Comments and Suggestions for Authors

The submitted paper presents a preclinical in vitro study on cells of the upper respiratory tract (URT), to assess the use of cold atmospheric plasma (CAP) in the URT and to provide initial information on the safety of CAP use in this system.

The study is well organized and clearly presented; the papers is properly balanced, suitably introduced and with an exhaustive set of references. Language is good. Figures are clear, well explained and linked to the text; some fonts are too small (e.g.Fig.7 d-e-f)

 

Some specific comments are listed in the following:

 

Line 59 “ROS” is not spelled; please double check you have properly defined all non obvious acronyms

 

Lines 66-72 – four parts of the PIC device are listed in the text: it would be easier to read if they are also labeled in Fig.1a and Fig.2a

 

Line 74 “In contrast to a wound area to be treated, … five times the volume” – please better explain the term of comparison: how is this area typically defined? Is there a reference?

 

Line 91 “No data are currently available for the PIC device.” – The sentence raises the question: and more in general, apart from PIC device, are there other studies that have faced the issue defined in the previous sentence (… if CAP can be used in the URT without causing irreversible tissue damage to the lungs …) ?

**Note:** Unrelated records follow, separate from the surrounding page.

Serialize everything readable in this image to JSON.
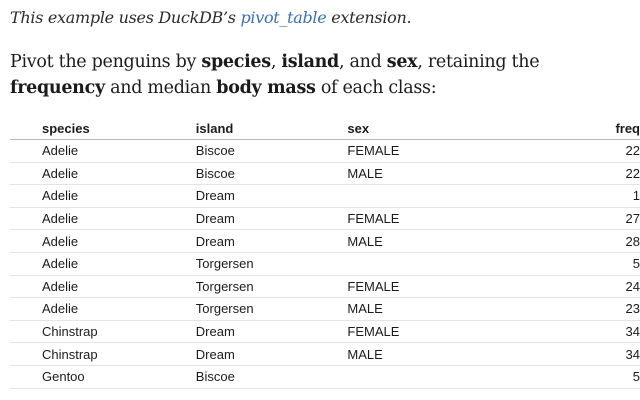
{
  "note": {
    "prefix": "This example uses DuckDB’s ",
    "link_text": "pivot_table",
    "suffix": " extension."
  },
  "paragraph": {
    "t1": "Pivot the penguins by ",
    "b1": "species",
    "t2": ", ",
    "b2": "island",
    "t3": ", and ",
    "b3": "sex",
    "t4": ", retaining the ",
    "b4": "frequency",
    "t5": " and median ",
    "b5": "body mass",
    "t6": " of each class:"
  },
  "table": {
    "headers": [
      "species",
      "island",
      "sex",
      "freq"
    ],
    "rows": [
      [
        "Adelie",
        "Biscoe",
        "FEMALE",
        "22"
      ],
      [
        "Adelie",
        "Biscoe",
        "MALE",
        "22"
      ],
      [
        "Adelie",
        "Dream",
        "",
        "1"
      ],
      [
        "Adelie",
        "Dream",
        "FEMALE",
        "27"
      ],
      [
        "Adelie",
        "Dream",
        "MALE",
        "28"
      ],
      [
        "Adelie",
        "Torgersen",
        "",
        "5"
      ],
      [
        "Adelie",
        "Torgersen",
        "FEMALE",
        "24"
      ],
      [
        "Adelie",
        "Torgersen",
        "MALE",
        "23"
      ],
      [
        "Chinstrap",
        "Dream",
        "FEMALE",
        "34"
      ],
      [
        "Chinstrap",
        "Dream",
        "MALE",
        "34"
      ],
      [
        "Gentoo",
        "Biscoe",
        "",
        "5"
      ]
    ]
  }
}
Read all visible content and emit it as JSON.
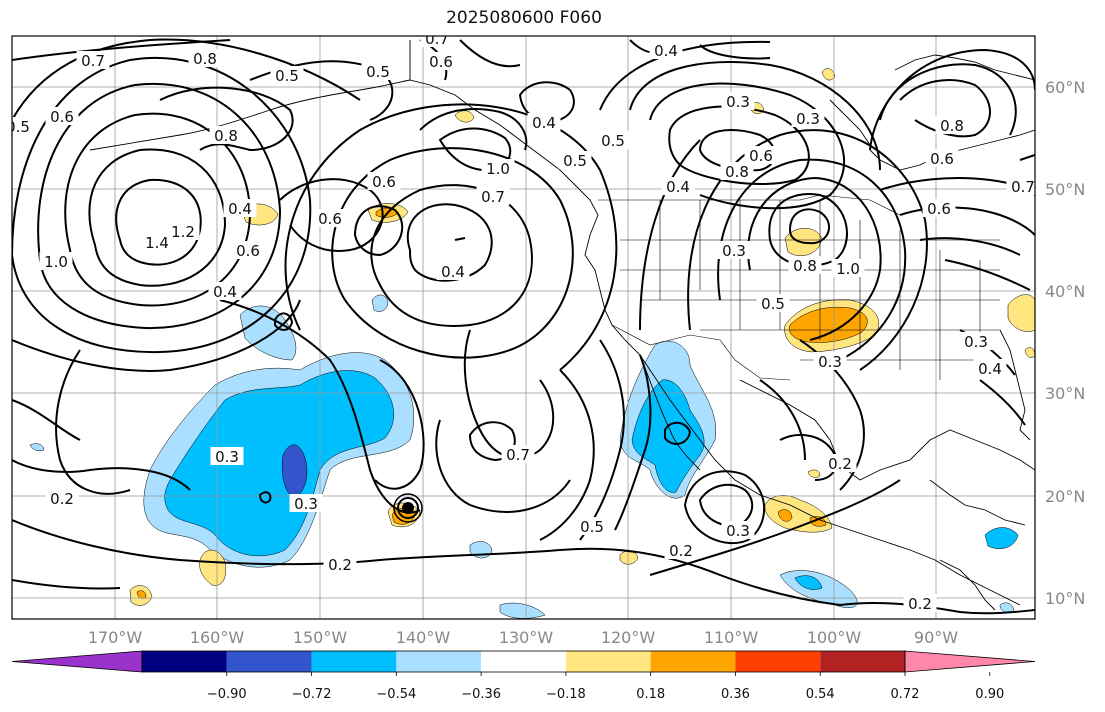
{
  "title": "2025080600 F060",
  "lat_labels": [
    "60°N",
    "50°N",
    "40°N",
    "30°N",
    "20°N",
    "10°N"
  ],
  "lon_labels": [
    "170°W",
    "160°W",
    "150°W",
    "140°W",
    "130°W",
    "120°W",
    "110°W",
    "100°W",
    "90°W"
  ],
  "colorbar": {
    "ticks": [
      "−0.90",
      "−0.72",
      "−0.54",
      "−0.36",
      "−0.18",
      "0.18",
      "0.36",
      "0.54",
      "0.72",
      "0.90"
    ],
    "colors": [
      "#9933cc",
      "#000080",
      "#3355cc",
      "#00bfff",
      "#aadfff",
      "#ffffff",
      "#ffe680",
      "#ffa500",
      "#ff4000",
      "#b22222",
      "#ff88aa"
    ]
  },
  "fill_colors": {
    "neg_light": "#aadfff",
    "neg_mid": "#00bfff",
    "neg_dark": "#3355cc",
    "pos_light": "#ffe680",
    "pos_mid": "#ffa500"
  },
  "contour_labels": [
    {
      "text": "0.7"
    },
    {
      "text": "0.5"
    },
    {
      "text": "0.6"
    },
    {
      "text": "0.8"
    },
    {
      "text": "0.5"
    },
    {
      "text": "0.5"
    },
    {
      "text": "0.7"
    },
    {
      "text": "0.6"
    },
    {
      "text": "0.4"
    },
    {
      "text": "0.4"
    },
    {
      "text": "0.5"
    },
    {
      "text": "0.5"
    },
    {
      "text": "0.3"
    },
    {
      "text": "0.3"
    },
    {
      "text": "0.8"
    },
    {
      "text": "0.6"
    },
    {
      "text": "0.8"
    },
    {
      "text": "0.6"
    },
    {
      "text": "0.7"
    },
    {
      "text": "0.6"
    },
    {
      "text": "1.0"
    },
    {
      "text": "0.7"
    },
    {
      "text": "0.4"
    },
    {
      "text": "0.6"
    },
    {
      "text": "1.4"
    },
    {
      "text": "1.2"
    },
    {
      "text": "1.0"
    },
    {
      "text": "0.6"
    },
    {
      "text": "0.4"
    },
    {
      "text": "0.4"
    },
    {
      "text": "0.3"
    },
    {
      "text": "0.5"
    },
    {
      "text": "0.8"
    },
    {
      "text": "1.0"
    },
    {
      "text": "0.3"
    },
    {
      "text": "0.3"
    },
    {
      "text": "0.2"
    },
    {
      "text": "0.3"
    },
    {
      "text": "0.3"
    },
    {
      "text": "0.2"
    },
    {
      "text": "0.7"
    },
    {
      "text": "0.5"
    },
    {
      "text": "0.4"
    },
    {
      "text": "0.3"
    },
    {
      "text": "0.2"
    },
    {
      "text": "0.2"
    },
    {
      "text": "0.2"
    },
    {
      "text": "0.4"
    },
    {
      "text": "0.8"
    },
    {
      "text": "0.6"
    }
  ]
}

The question is important because the final sentence “This project aims to provide initial answers to these questions.” Is a quite heavy statement.

If you consider it proper, please discuss this point in some more detail, as the level of originality of this work depends on it.

 

Line 134 “Before treating the cells at the “throat” and “subglottis” measurement points in the URT model II, the model was opened, lined with plasters, and rinsed …” – Please explicitly confirm if this is performed before or after positioning the cells, as it is not so clear from the text

 

Fig.6 – First and third rows do not seem to be discussed in the text, at least not clearly enough

 

Author Response

Please see the attachment.

Author Response File: Author Response.pdf

Round 2

Reviewer 1 Report

Comments and Suggestions for Authors

Th authors have answered all questions and changed the manuscript according to the remarks. Additional experiments have improved the quality of the paper.